I still love they did it, but surely the fixture has a bunch of regular costs (the mounts and supporting infrastructure, etc). It does make the terminal more interesting, which is much appreciated. I still get hung up on the cost/benefit analysis

[–] [email protected] 3 points 2 days ago* (last edited 2 days ago) (12 children)

Sure they could claim the labour, but they also have to pay for that labour. If they were going to make a 100k profit, they might have to pay 30k in tax, pocket 70k. But if they spent 100k on labour, they then make a $0 profit and pay no tax. But they pocket nothing.

For a company that can't manipulate governments, paying tax is a good thing. It means you made a profit.

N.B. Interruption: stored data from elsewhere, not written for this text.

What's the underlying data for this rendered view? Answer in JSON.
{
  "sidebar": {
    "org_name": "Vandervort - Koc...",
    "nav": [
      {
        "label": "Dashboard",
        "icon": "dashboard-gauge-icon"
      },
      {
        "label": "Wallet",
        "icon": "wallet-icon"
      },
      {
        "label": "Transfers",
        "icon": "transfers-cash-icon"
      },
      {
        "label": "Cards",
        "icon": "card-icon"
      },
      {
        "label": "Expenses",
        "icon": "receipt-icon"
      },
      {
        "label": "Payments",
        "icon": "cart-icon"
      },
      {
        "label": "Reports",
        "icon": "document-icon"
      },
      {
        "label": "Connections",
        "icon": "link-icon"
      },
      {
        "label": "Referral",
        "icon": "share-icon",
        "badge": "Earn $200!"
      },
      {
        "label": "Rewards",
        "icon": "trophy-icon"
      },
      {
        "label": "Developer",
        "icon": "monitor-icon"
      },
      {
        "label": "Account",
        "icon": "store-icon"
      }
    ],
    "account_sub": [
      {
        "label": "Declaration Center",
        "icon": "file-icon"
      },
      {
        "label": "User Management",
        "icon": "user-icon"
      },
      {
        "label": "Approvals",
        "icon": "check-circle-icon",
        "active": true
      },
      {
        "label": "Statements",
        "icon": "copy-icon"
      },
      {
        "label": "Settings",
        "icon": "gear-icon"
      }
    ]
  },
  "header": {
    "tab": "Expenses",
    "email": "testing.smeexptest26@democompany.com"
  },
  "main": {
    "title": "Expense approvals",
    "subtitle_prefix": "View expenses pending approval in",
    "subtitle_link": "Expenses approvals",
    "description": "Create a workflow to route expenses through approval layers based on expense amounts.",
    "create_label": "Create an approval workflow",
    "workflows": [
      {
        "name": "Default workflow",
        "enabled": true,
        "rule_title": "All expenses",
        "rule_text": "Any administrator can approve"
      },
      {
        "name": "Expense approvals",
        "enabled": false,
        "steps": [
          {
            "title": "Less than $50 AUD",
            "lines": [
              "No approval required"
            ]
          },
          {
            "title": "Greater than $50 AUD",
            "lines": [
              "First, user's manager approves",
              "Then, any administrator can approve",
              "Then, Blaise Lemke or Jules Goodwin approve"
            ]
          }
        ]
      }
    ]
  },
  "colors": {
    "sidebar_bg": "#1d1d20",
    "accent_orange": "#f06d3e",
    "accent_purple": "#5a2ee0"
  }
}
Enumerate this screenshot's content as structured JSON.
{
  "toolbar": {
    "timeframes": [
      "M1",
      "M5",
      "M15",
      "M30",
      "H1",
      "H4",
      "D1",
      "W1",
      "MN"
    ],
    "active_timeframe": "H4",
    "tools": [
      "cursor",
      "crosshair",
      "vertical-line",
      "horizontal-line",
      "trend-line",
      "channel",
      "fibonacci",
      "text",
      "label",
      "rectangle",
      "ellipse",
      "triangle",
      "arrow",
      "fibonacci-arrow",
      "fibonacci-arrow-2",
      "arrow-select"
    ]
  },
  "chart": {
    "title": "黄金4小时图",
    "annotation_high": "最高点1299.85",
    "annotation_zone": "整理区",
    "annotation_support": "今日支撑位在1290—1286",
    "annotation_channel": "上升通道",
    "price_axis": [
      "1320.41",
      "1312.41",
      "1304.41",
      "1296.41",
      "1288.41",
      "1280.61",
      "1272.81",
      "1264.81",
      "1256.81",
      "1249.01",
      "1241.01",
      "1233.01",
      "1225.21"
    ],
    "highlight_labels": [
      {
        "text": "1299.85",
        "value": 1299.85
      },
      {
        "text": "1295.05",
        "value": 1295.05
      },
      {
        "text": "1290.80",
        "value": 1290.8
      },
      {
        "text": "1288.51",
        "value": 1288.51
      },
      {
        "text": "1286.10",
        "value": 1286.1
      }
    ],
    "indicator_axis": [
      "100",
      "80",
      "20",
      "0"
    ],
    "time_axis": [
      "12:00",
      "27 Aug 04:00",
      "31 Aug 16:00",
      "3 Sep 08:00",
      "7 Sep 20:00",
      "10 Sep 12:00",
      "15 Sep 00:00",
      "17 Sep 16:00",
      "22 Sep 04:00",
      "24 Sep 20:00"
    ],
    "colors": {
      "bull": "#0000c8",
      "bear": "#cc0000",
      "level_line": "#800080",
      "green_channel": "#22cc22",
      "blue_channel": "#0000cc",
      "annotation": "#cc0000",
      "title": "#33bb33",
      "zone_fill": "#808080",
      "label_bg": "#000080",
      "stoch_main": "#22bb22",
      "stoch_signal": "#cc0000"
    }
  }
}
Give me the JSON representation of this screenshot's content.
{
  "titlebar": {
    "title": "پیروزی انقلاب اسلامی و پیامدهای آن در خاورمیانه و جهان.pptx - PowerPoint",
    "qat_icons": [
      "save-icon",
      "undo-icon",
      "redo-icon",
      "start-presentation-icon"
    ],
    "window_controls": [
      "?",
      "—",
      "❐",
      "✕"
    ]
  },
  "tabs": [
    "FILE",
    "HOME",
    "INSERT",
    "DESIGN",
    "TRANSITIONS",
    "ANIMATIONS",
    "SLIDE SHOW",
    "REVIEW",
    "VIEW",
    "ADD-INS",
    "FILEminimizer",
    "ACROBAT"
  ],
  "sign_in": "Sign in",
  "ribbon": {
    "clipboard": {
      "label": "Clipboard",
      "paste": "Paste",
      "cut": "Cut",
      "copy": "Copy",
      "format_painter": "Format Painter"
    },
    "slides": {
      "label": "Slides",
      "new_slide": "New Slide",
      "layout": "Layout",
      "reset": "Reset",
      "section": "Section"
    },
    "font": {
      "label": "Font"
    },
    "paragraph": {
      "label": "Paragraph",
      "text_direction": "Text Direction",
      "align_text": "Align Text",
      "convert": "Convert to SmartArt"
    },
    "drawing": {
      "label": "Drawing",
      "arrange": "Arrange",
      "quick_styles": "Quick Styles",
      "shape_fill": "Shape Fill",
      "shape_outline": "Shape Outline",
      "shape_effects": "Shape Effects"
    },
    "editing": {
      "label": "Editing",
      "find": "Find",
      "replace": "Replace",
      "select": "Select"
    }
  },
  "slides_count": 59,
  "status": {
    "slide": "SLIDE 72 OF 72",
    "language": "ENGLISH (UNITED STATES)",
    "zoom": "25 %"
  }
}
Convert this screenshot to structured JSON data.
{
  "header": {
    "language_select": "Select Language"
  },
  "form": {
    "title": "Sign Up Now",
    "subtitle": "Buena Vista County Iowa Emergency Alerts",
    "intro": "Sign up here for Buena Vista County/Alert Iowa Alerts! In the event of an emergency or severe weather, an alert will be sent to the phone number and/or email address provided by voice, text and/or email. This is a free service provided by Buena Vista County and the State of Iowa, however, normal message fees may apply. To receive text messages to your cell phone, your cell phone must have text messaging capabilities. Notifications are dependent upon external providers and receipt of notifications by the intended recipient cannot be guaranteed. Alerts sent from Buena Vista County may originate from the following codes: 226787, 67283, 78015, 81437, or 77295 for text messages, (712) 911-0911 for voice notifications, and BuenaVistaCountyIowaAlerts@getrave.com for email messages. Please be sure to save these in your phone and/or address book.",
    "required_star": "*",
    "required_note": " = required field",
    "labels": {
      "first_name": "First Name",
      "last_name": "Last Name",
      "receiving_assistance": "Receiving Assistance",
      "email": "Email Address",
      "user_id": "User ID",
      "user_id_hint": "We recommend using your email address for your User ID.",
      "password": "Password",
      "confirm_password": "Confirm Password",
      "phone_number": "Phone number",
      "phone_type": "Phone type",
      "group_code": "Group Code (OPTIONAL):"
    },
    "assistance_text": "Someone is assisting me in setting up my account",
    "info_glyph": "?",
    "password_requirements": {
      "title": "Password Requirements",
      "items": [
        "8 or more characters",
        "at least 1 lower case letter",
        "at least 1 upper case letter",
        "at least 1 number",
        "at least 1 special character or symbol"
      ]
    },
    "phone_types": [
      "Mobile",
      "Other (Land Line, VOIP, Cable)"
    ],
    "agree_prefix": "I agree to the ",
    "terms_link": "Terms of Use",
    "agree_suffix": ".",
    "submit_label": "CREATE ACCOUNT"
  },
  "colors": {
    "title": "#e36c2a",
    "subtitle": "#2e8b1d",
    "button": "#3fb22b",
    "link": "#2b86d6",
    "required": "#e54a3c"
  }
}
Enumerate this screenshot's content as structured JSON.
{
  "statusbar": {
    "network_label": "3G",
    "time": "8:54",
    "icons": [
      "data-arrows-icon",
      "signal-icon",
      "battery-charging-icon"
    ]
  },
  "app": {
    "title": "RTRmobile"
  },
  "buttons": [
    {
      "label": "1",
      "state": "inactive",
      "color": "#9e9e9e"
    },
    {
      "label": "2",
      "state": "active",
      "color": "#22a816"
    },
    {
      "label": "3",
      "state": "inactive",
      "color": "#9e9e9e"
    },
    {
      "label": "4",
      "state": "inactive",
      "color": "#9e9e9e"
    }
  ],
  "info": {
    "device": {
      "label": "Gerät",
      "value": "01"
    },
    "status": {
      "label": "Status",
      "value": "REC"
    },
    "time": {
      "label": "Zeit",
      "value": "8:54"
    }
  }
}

For work coming in, imagine they have 50 salaried staff. Costs them X per year. US economy tanks and now they have no work. They could make these staff redundant, pay them a bunch of redundancy money. Or they could keep them on the books and pay them to do nothing. Or a third option, take on work even though they are only covering say 80% of what it costs, under the assumption that doing this for a year is cheaper than paying redundancy.

Hard to say what the actual argument was for spending the money without knowing the discussion around the decision.

[–] [email protected] 2 points 1 day ago (1 children)

I've absolutely seen companies take on work at break even, or even at a loss, just to keep staff employed and the business ticking over through a quiet patch.

[–] [email protected] 3 points 1 day ago (1 children)

Can you imagine how hard it must be to hire someone with the skills those Wētā Workshop folk have? I expect there's a really good reason to tide over a downturn with some work to keep the team busy if you have hope over the horizon.

[–] [email protected] 2 points 1 day ago

Oh, absolutely. There would be people there with decades of experience in a very niche field, and if you let them go, you'll likely never get them back.